# AC current, conceptual question, the difference between Iaverage and Irms?

1. Apr 20, 2012

### connor02

1. The problem statement, all variables and given/known data

This is more of a conceptual problem I'm having difficulty getting my head around.

What is the difference between Iaverage and Irms for a rectified and non rectified AC circuit?

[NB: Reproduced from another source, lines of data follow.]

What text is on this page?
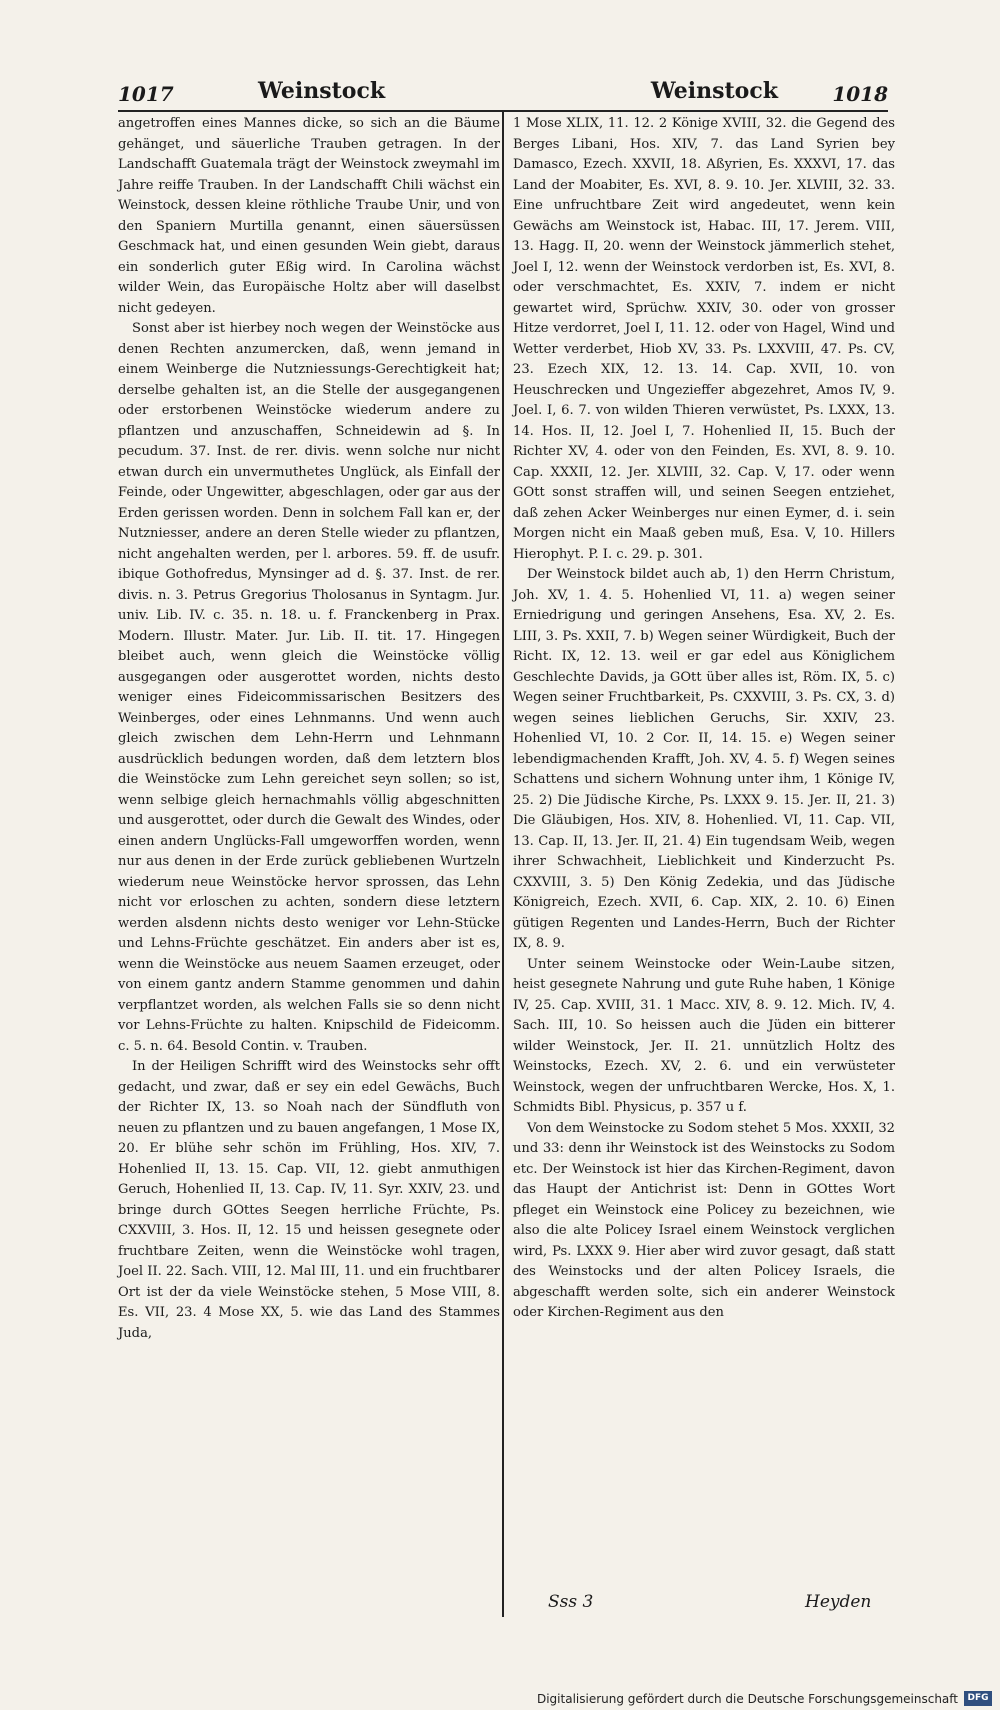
1017	Weinstock	Weinstock	1018

angetroffen eines Mannes dicke, so sich an die Bäume gehänget, und säuerliche Trauben getragen. In der Landschafft Guatemala trägt der Weinstock zweymahl im Jahre reiffe Trauben. In der Landschafft Chili wächst ein Weinstock, dessen kleine röthliche Traube Unir, und von den Spaniern Murtilla genannt, einen säuersüssen Geschmack hat, und einen gesunden Wein giebt, daraus ein sonderlich guter Eßig wird. In Carolina wächst wilder Wein, das Europäische Holtz aber will daselbst nicht gedeyen.

Sonst aber ist hierbey noch wegen der Weinstöcke aus denen Rechten anzumercken, daß, wenn jemand in einem Weinberge die Nutzniessungs-Gerechtigkeit hat; derselbe gehalten ist, an die Stelle der ausgegangenen oder erstorbenen Weinstöcke wiederum andere zu pflantzen und anzuschaffen, Schneidewin ad §. In pecudum. 37. Inst. de rer. divis. wenn solche nur nicht etwan durch ein unvermuthetes Unglück, als Einfall der Feinde, oder Ungewitter, abgeschlagen, oder gar aus der Erden gerissen worden. Denn in solchem Fall kan er, der Nutzniesser, andere an deren Stelle wieder zu pflantzen, nicht angehalten werden, per l. arbores. 59. ff. de usufr. ibique Gothofredus, Mynsinger ad d. §. 37. Inst. de rer. divis. n. 3. Petrus Gregorius Tholosanus in Syntagm. Jur. univ. Lib. IV. c. 35. n. 18. u. f. Franckenberg in Prax. Modern. Illustr. Mater. Jur. Lib. II. tit. 17. Hingegen bleibet auch, wenn gleich die Weinstöcke völlig ausgegangen oder ausgerottet worden, nichts desto weniger eines Fideicommissarischen Besitzers des Weinberges, oder eines Lehnmanns. Und wenn auch gleich zwischen dem Lehn-Herrn und Lehnmann ausdrücklich bedungen worden, daß dem letztern blos die Weinstöcke zum Lehn gereichet seyn sollen; so ist, wenn selbige gleich hernachmahls völlig abgeschnitten und ausgerottet, oder durch die Gewalt des Windes, oder einen andern Unglücks-Fall umgeworffen worden, wenn nur aus denen in der Erde zurück gebliebenen Wurtzeln wiederum neue Weinstöcke hervor sprossen, das Lehn nicht vor erloschen zu achten, sondern diese letztern werden alsdenn nichts desto weniger vor Lehn-Stücke und Lehns-Früchte geschätzet. Ein anders aber ist es, wenn die Weinstöcke aus neuem Saamen erzeuget, oder von einem gantz andern Stamme genommen und dahin verpflantzet worden, als welchen Falls sie so denn nicht vor Lehns-Früchte zu halten. Knipschild de Fideicomm. c. 5. n. 64. Besold Contin. v. Trauben.

In der Heiligen Schrifft wird des Weinstocks sehr offt gedacht, und zwar, daß er sey ein edel Gewächs, Buch der Richter IX, 13. so Noah nach der Sündfluth von neuen zu pflantzen und zu bauen angefangen, 1 Mose IX, 20. Er blühe sehr schön im Frühling, Hos. XIV, 7. Hohenlied II, 13. 15. Cap. VII, 12. giebt anmuthigen Geruch, Hohenlied II, 13. Cap. IV, 11. Syr. XXIV, 23. und bringe durch GOttes Seegen herrliche Früchte, Ps. CXXVIII, 3. Hos. II, 12. 15 und heissen gesegnete oder fruchtbare Zeiten, wenn die Weinstöcke wohl tragen, Joel II. 22. Sach. VIII, 12. Mal III, 11. und ein fruchtbarer Ort ist der da viele Weinstöcke stehen, 5 Mose VIII, 8. Es. VII, 23. 4 Mose XX, 5. wie das Land des Stammes Juda,

1 Mose XLIX, 11. 12. 2 Könige XVIII, 32. die Gegend des Berges Libani, Hos. XIV, 7. das Land Syrien bey Damasco, Ezech. XXVII, 18. Aßyrien, Es. XXXVI, 17. das Land der Moabiter, Es. XVI, 8. 9. 10. Jer. XLVIII, 32. 33. Eine unfruchtbare Zeit wird angedeutet, wenn kein Gewächs am Weinstock ist, Habac. III, 17. Jerem. VIII, 13. Hagg. II, 20. wenn der Weinstock jämmerlich stehet, Joel I, 12. wenn der Weinstock verdorben ist, Es. XVI, 8. oder verschmachtet, Es. XXIV, 7. indem er nicht gewartet wird, Sprüchw. XXIV, 30. oder von grosser Hitze verdorret, Joel I, 11. 12. oder von Hagel, Wind und Wetter verderbet, Hiob XV, 33. Ps. LXXVIII, 47. Ps. CV, 23. Ezech XIX, 12. 13. 14. Cap. XVII, 10. von Heuschrecken und Ungezieffer abgezehret, Amos IV, 9. Joel. I, 6. 7. von wilden Thieren verwüstet, Ps. LXXX, 13. 14. Hos. II, 12. Joel I, 7. Hohenlied II, 15. Buch der Richter XV, 4. oder von den Feinden, Es. XVI, 8. 9. 10. Cap. XXXII, 12. Jer. XLVIII, 32. Cap. V, 17. oder wenn GOtt sonst straffen will, und seinen Seegen entziehet, daß zehen Acker Weinberges nur einen Eymer, d. i. sein Morgen nicht ein Maaß geben muß, Esa. V, 10. Hillers Hierophyt. P. I. c. 29. p. 301.

Der Weinstock bildet auch ab, 1) den Herrn Christum, Joh. XV, 1. 4. 5. Hohenlied VI, 11. a) wegen seiner Erniedrigung und geringen Ansehens, Esa. XV, 2. Es. LIII, 3. Ps. XXII, 7. b) Wegen seiner Würdigkeit, Buch der Richt. IX, 12. 13. weil er gar edel aus Königlichem Geschlechte Davids, ja GOtt über alles ist, Röm. IX, 5. c) Wegen seiner Fruchtbarkeit, Ps. CXXVIII, 3. Ps. CX, 3. d) wegen seines lieblichen Geruchs, Sir. XXIV, 23. Hohenlied VI, 10. 2 Cor. II, 14. 15. e) Wegen seiner lebendigmachenden Krafft, Joh. XV, 4. 5. f) Wegen seines Schattens und sichern Wohnung unter ihm, 1 Könige IV, 25. 2) Die Jüdische Kirche, Ps. LXXX 9. 15. Jer. II, 21. 3) Die Gläubigen, Hos. XIV, 8. Hohenlied. VI, 11. Cap. VII, 13. Cap. II, 13. Jer. II, 21. 4) Ein tugendsam Weib, wegen ihrer Schwachheit, Lieblichkeit und Kinderzucht Ps. CXXVIII, 3. 5) Den König Zedekia, und das Jüdische Königreich, Ezech. XVII, 6. Cap. XIX, 2. 10. 6) Einen gütigen Regenten und Landes-Herrn, Buch der Richter IX, 8. 9.

Unter seinem Weinstocke oder Wein-Laube sitzen, heist gesegnete Nahrung und gute Ruhe haben, 1 Könige IV, 25. Cap. XVIII, 31. 1 Macc. XIV, 8. 9. 12. Mich. IV, 4. Sach. III, 10. So heissen auch die Jüden ein bitterer wilder Weinstock, Jer. II. 21. unnützlich Holtz des Weinstocks, Ezech. XV, 2. 6. und ein verwüsteter Weinstock, wegen der unfruchtbaren Wercke, Hos. X, 1. Schmidts Bibl. Physicus, p. 357 u f.

Von dem Weinstocke zu Sodom stehet 5 Mos. XXXII, 32 und 33: denn ihr Weinstock ist des Weinstocks zu Sodom etc. Der Weinstock ist hier das Kirchen-Regiment, davon das Haupt der Antichrist ist: Denn in GOttes Wort pfleget ein Weinstock eine Policey zu bezeichnen, wie also die alte Policey Israel einem Weinstock verglichen wird, Ps. LXXX 9. Hier aber wird zuvor gesagt, daß statt des Weinstocks und der alten Policey Israels, die abgeschafft werden solte, sich ein anderer Weinstock oder Kirchen-Regiment aus den

Sss 3	Heyden
Digitalisierung gefördert durch die Deutsche Forschungsgemeinschaft	DFG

I know Iaverage=(2/π)Imax while Irms=(1/√2)Imax but I don't understand why they are different given that both are essentially measuring the area under the same curve, rectified or not.

2. Relevant equations

Iaverage=(2/π)Imax and Irms=(1/√2)Imax

3. The attempt at a solution

I don't understand why they are different given that both are essentially measuring the area under the same curve.

2. Apr 20, 2012

### collinsmark

Boldface mine.

Not the same curve.

In the average power, we integrate the absolute value of the waveform to find the area under the curve. Then we divide that by the integration time.

$$I_{ave} = {\frac{\int_0^T | \sin \left(\frac{2 \pi}{T}t \right) | dt}{T}}$$

We can get rid of the absolute value by noting that second half of the period is just the negative of the first (before the absolute value), thus we really only have to integrate over the first half, and divide by the first half.

$$I_{ave} = {\frac{\int_0^{T/2} \sin \left(\frac{2 \pi}{T}t \right) dt}{T/2}}$$

RMS current is quite a bit different though. RMS (root mean square) is exactly what it sounds like. First we square the function. Then we take the mean (same method that we did for the average except this time we start with the signal's square -- and because of the square, we know it will always be positive so we don't need to worry about the absolute value). Finally, we take the square root of the whole thing.

$$I_{rms} = \sqrt{\frac{\int_0^T \sin^2 \left(\frac{2 \pi}{T}t \right) dt}{T}}$$

3. Apr 21, 2012

### connor02

Ah I see. it makes sense now. I overlooked that it is root mean square and not mean root square so you that the mean of the square value and not the square root of the square values. TY!